The company has installed the device at its private lounge at Sea-Tac Airport to gauge the response by frequent flyers.
"Easy access, easy identification, and it's a way to get through," said Sandy Stellman, the carrier's managing director for customer research and development.
Scanning digits could save time not just at passenger lounges but also bag drops and other airport checkpoints. However, the devices would have to be foolproof to be accepted by the Transportation Security Administration, which right now requires passengers to carrry drivers licenses or other forms of identification.
There are also privacy concerns to consider, but Stellman said hackers couldn't steal any actual fingerprints.
"The fingerprint isn't actually stored, but a deconstructed alpha numeric character is stored, and that is stored securely," Stellman said.

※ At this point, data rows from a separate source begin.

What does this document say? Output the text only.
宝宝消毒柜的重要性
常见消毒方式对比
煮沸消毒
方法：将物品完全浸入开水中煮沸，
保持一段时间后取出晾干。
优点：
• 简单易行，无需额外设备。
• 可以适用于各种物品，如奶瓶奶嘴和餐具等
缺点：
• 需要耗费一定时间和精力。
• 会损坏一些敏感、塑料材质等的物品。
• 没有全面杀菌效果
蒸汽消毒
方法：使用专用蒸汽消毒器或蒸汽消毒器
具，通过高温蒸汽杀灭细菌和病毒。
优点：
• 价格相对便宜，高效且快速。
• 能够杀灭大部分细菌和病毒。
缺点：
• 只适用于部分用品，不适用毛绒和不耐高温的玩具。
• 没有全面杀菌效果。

KOMO-TV travel expert Steve Danishek said Alaska Airlines is way ahead of the competition on this move. He believes it will speed up times for travelers, and ultimately could save airlines money through automation.
"Using your thumb, using your device with the boarding pass grid right on it to get on, those all work," Danishek said.
So far, Alaska has signed up 4,000 customers for its biometric screen project. The company hopes to expand its role, and is working with the TSA and other carriers on future applications of fingerprint technology.